Aver conquistato una creatura come quella era qualcosa anche per la sua indifferenza.
Gli dolse che ella se ne andasse così, offesa e ancora cieca sulle ragioni della sua freddezza, persuasa d’essere stata disprezzata.
— No, — disse ponendosi risolutamente dinanzi a lei, — voi non partirete così, Susanna.
Ella lo fissò, sostenne il suo sguardo imperioso, rispose altera:
— Perchè?
Ma quando lo sguardo di Noris si ammorbidì in una carezza buona che poteva anche dare l’illusione di un principio di turbamento, ella sentì sciogliersi il cuore e tutto il suo rancore fondere solo in un grande dolore.
— Perchè? — tornò a chiedere con tutt’altro accento e distogliendo gli occhi dal caro riso dalle espressioni infinite, — che cosa volete?
Egli le prese una mano.
— Questo voglio, — disse, — che voi non abbiate a soffrire.
— Come è possibile?
— Dev’essere possibile, Susanna; per me, per voi, per tutti.
— Ah! — ella esclamò con violenza, — perchè, perchè siete venuto qui?

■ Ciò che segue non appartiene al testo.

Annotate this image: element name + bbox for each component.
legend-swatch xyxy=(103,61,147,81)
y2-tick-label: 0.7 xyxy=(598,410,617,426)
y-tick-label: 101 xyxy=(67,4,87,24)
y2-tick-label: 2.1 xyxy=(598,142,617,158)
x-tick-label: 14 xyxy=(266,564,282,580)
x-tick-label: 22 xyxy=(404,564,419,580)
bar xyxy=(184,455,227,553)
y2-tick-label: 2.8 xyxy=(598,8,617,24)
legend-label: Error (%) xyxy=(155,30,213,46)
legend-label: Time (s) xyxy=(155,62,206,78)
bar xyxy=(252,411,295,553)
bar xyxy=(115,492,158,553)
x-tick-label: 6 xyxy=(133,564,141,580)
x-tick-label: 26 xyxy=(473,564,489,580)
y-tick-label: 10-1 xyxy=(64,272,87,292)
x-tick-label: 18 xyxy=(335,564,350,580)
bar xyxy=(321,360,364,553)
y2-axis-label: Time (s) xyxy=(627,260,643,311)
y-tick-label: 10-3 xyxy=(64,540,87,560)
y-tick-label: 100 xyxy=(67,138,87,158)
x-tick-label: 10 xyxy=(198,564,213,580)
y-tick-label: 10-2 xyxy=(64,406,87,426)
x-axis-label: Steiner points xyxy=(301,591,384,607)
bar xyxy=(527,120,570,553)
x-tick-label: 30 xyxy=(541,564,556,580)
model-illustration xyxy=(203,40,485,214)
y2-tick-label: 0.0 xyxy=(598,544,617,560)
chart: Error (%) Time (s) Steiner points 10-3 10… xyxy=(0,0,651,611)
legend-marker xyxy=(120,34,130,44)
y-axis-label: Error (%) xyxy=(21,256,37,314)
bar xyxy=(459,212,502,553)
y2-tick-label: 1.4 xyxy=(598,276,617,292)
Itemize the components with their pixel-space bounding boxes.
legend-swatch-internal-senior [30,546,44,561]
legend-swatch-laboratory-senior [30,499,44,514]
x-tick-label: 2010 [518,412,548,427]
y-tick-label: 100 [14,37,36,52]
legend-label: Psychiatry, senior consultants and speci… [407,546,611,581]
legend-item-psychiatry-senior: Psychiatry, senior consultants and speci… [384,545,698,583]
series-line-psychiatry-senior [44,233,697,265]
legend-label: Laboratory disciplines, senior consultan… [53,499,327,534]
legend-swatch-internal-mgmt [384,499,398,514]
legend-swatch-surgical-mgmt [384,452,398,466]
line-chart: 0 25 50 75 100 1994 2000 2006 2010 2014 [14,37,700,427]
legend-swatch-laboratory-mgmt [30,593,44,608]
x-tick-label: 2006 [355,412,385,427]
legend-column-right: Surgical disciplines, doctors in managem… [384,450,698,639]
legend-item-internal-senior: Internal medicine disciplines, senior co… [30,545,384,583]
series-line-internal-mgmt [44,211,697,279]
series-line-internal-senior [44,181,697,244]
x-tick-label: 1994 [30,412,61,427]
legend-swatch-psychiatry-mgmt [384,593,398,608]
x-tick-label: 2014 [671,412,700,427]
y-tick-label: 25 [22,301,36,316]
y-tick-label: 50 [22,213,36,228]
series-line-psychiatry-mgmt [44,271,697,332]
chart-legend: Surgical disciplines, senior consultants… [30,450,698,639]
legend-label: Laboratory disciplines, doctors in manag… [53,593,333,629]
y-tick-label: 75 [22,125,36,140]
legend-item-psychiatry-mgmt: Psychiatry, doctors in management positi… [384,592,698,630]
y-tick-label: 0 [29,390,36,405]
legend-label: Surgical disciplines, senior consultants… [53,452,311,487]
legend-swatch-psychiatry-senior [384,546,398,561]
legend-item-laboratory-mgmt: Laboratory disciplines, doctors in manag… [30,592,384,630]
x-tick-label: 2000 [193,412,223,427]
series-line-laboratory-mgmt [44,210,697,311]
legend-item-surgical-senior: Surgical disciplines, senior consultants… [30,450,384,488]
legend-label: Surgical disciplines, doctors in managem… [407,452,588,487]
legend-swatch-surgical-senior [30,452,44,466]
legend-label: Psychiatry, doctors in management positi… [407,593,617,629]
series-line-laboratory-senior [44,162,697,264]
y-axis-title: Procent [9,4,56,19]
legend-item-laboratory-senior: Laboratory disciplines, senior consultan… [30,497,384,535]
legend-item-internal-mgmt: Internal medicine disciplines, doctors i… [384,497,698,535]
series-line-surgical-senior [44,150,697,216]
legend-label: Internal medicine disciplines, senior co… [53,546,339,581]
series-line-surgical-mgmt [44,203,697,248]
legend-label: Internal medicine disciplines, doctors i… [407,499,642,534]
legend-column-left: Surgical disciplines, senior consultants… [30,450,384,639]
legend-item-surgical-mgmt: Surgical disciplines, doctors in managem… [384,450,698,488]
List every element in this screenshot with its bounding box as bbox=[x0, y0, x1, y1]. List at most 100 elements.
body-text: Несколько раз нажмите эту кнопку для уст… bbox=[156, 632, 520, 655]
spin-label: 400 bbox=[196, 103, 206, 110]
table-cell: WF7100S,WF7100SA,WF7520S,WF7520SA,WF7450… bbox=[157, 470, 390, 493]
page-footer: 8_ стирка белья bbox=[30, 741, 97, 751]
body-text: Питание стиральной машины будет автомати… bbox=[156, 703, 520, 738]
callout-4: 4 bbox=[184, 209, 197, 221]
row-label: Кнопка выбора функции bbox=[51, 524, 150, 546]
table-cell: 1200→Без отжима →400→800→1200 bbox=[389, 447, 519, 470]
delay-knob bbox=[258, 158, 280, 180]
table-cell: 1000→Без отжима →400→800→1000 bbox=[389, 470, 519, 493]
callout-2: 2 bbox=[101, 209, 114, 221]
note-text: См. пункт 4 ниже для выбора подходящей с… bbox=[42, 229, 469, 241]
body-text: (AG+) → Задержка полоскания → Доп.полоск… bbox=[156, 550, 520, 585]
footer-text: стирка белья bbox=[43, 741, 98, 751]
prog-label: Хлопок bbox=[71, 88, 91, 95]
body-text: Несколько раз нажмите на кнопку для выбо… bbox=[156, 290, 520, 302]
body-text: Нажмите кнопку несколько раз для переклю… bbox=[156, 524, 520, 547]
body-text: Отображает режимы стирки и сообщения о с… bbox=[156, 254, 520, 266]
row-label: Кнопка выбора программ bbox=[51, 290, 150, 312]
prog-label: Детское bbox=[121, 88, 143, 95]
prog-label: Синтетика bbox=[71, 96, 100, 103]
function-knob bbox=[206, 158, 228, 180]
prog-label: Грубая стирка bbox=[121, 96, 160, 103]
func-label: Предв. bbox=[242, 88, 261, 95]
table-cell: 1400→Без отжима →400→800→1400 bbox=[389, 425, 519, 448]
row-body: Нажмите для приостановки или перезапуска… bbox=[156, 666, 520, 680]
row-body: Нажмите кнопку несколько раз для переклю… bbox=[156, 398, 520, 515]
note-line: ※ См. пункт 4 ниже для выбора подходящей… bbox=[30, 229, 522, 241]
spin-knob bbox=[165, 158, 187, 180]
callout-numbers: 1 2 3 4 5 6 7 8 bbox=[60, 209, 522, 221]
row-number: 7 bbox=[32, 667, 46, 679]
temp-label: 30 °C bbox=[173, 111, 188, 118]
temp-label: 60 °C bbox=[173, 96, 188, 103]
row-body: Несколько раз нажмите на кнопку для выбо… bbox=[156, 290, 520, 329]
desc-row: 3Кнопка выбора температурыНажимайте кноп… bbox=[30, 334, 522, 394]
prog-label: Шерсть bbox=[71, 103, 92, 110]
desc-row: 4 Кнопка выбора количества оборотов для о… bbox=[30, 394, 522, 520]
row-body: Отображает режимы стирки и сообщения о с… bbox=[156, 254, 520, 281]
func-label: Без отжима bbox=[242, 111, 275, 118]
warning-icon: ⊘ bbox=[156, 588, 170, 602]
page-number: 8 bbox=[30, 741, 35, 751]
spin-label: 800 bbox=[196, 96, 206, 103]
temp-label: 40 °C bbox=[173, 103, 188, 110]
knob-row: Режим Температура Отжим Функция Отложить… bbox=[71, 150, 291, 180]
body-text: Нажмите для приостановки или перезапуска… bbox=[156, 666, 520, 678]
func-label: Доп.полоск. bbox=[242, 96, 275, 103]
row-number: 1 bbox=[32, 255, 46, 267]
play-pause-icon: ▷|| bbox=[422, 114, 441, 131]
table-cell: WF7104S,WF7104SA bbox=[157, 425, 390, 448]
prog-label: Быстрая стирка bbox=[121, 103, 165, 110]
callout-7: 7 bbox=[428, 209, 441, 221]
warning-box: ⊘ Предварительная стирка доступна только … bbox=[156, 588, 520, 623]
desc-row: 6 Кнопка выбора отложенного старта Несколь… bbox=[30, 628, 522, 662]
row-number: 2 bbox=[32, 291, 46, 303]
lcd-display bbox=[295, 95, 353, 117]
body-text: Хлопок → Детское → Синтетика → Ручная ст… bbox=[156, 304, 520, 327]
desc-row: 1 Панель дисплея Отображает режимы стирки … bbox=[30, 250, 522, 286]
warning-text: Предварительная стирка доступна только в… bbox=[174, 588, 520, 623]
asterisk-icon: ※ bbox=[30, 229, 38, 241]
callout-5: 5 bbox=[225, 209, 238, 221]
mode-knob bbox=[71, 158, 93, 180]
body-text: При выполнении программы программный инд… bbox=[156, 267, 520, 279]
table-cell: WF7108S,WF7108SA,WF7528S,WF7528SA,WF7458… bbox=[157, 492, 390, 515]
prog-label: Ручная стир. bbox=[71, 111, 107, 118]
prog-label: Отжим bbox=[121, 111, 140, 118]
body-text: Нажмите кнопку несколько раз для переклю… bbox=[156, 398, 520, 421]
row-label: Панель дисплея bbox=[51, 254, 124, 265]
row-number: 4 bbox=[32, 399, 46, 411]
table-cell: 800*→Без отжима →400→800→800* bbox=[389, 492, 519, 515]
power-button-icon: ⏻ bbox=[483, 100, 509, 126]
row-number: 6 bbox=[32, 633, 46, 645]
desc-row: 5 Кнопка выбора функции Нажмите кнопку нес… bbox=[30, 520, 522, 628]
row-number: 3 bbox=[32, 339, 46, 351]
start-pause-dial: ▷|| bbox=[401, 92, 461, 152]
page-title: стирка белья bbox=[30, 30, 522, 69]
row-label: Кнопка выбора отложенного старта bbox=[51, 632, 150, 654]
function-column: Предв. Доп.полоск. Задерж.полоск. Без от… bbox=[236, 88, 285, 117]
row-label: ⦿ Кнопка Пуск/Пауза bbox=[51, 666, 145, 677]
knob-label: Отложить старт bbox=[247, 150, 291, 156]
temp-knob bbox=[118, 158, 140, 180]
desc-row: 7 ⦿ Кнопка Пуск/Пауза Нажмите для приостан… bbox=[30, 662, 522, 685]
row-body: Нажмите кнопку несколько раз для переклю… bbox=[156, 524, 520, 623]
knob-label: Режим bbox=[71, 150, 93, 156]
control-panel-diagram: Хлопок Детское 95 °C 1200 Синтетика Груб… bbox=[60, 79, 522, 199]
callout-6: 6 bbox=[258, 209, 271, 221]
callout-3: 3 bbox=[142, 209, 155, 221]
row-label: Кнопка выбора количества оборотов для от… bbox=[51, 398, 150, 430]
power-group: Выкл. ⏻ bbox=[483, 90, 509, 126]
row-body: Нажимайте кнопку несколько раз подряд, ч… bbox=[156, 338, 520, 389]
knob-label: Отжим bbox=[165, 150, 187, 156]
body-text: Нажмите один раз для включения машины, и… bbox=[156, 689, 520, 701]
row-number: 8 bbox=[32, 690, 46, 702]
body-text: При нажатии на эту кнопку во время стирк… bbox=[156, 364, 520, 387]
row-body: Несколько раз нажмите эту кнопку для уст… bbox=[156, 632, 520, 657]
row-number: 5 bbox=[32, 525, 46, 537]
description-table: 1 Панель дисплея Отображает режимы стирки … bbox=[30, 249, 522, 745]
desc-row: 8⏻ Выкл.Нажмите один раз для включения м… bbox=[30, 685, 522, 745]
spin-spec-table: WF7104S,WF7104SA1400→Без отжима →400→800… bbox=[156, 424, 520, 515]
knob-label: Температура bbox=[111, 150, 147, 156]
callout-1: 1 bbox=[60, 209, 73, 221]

Egli pregò umilmente, come se davvero fosse stato colpevole:
— Perdonatemi!
E non aveva nessuna responsabilità in quella passione infelice. Proprio egli non aveva pronunziato una parola nè mosso un gesto nè diretto uno sguardo per provocarla. Ma sentiva ugualmente, nella sua squisitezza di cuore, il rimorso di non poter corrrispondere a quell’amore, di non poter sanare la ferita aperta in quel piccolo cuore, di non potere accogliere il dono di quell’amore che si offeriva con tanta ingenua fede.